At least 134 Sri Lankan peacekeepers were implicated, according to a 2017 investigation conducted by a news publication team. The troops have been known to sexually assault and impregnate females as young as 11, leaving them to raise their children by themselves. This enterprise exploited Haitian youngsters who were famished and impoverished in return for leftover food scraps from the soldiers.
The UN peacekeeping force admitted that it was in charge of “transactional sex” when it was stationed there.
Violence against children was referred to be a “silent emergency” of our day by UN Secretary-General António Guterres in 2019. Unfortunately, despite the seriousness of Guterres’ comments, not much is being done to address this situation.
Haiti is confronted with several existential issues. Some of them, like the gangs’ ubiquity and their terror tactics, are domestic.
But, as it is positioned on a geological fault line in an area vulnerable to violent storms, Haiti is particularly prone to natural calamities. The nation was crippled by a terrible earthquake in 2010 and a cholera outbreak in 2016, with consequences that will persist for decades.
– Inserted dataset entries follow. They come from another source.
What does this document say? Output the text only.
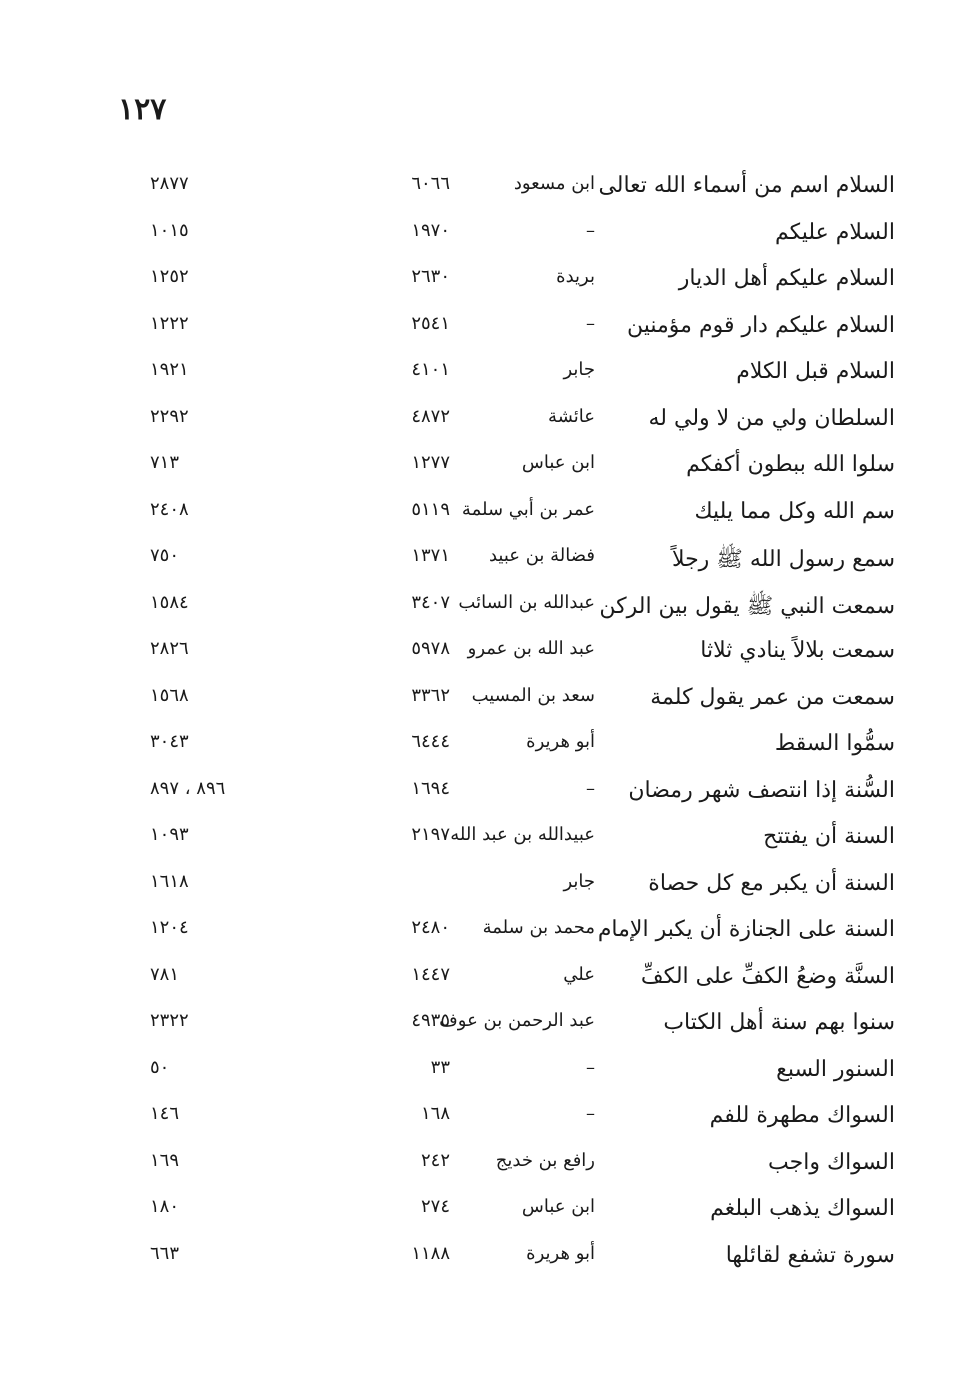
١٢٧
السلام اسم من أسماء الله تعالى
ابن مسعود
٦٠٦٦
٢٨٧٧
السلام عليكم
–
١٩٧٠
١٠١٥
السلام عليكم أهل الديار
بريدة
٢٦٣٠
١٢٥٢
السلام عليكم دار قوم مؤمنين
–
٢٥٤١
١٢٢٢
السلام قبل الكلام
جابر
٤١٠١
١٩٢١
السلطان ولي من لا ولي له
عائشة
٤٨٧٢
٢٢٩٢
سلوا الله ببطون أكفكم
ابن عباس
١٢٧٧
٧١٣
سم الله وكل مما يليك
عمر بن أبي سلمة
٥١١٩
٢٤٠٨
سمع رسول الله ﷺ رجلاً
فضالة بن عبيد
١٣٧١
٧٥٠
سمعت النبي ﷺ يقول بين الركن
عبدالله بن السائب
٣٤٠٧
١٥٨٤
سمعت بلالاً ينادي ثلاثا
عبد الله بن عمرو
٥٩٧٨
٢٨٢٦
سمعت من عمر يقول كلمة
سعد بن المسيب
٣٣٦٢
١٥٦٨
سمُّوا السقط
أبو هريرة
٦٤٤٤
٣٠٤٣
السُّنة إذا انتصف شهر رمضان
–
١٦٩٤
٨٩٦ ، ٨٩٧
السنة أن يفتتح
عبيدالله بن عبد الله
٢١٩٧
١٠٩٣
السنة أن يكبر مع كل حصاة
جابر
١٦١٨
السنة على الجنازة أن يكبر الإمام
محمد بن سلمة
٢٤٨٠
١٢٠٤
السنَّة وضعُ الكفِّ على الكفِّ
علي
١٤٤٧
٧٨١
سنوا بهم سنة أهل الكتاب
عبد الرحمن بن عوف
٤٩٣٥
٢٣٢٢
السنور السبع
–
٣٣
٥٠
السواك مطهرة للفم
–
١٦٨
١٤٦
السواك واجب
رافع بن خديج
٢٤٢
١٦٩
السواك يذهب البلغم
ابن عباس
٢٧٤
١٨٠
سورة تشفع لقائلها
أبو هريرة
١١٨٨
٦٦٣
To exacerbate the situation, Haiti also lacks compassion. The people are now at the mercy of gang violence as a result of the international community’s lack of genuine participation, which has also led to the breakdown of Haiti’s civil society.
The operational capacity of the Kenyan-led policing mission, which is entrusted with reestablishing order, has been impacted by limited financing and equipment. Of the US$600 million initially promised for the expedition, only about US$400 million (£308 million) have come to fruition, with the US bearing an excessive financial burden.
The tragedies taking place in the distant Caribbean beneath the tropical heat seem to be of little concern to the world community, which is preoccupied with more well-known wars elsewhere.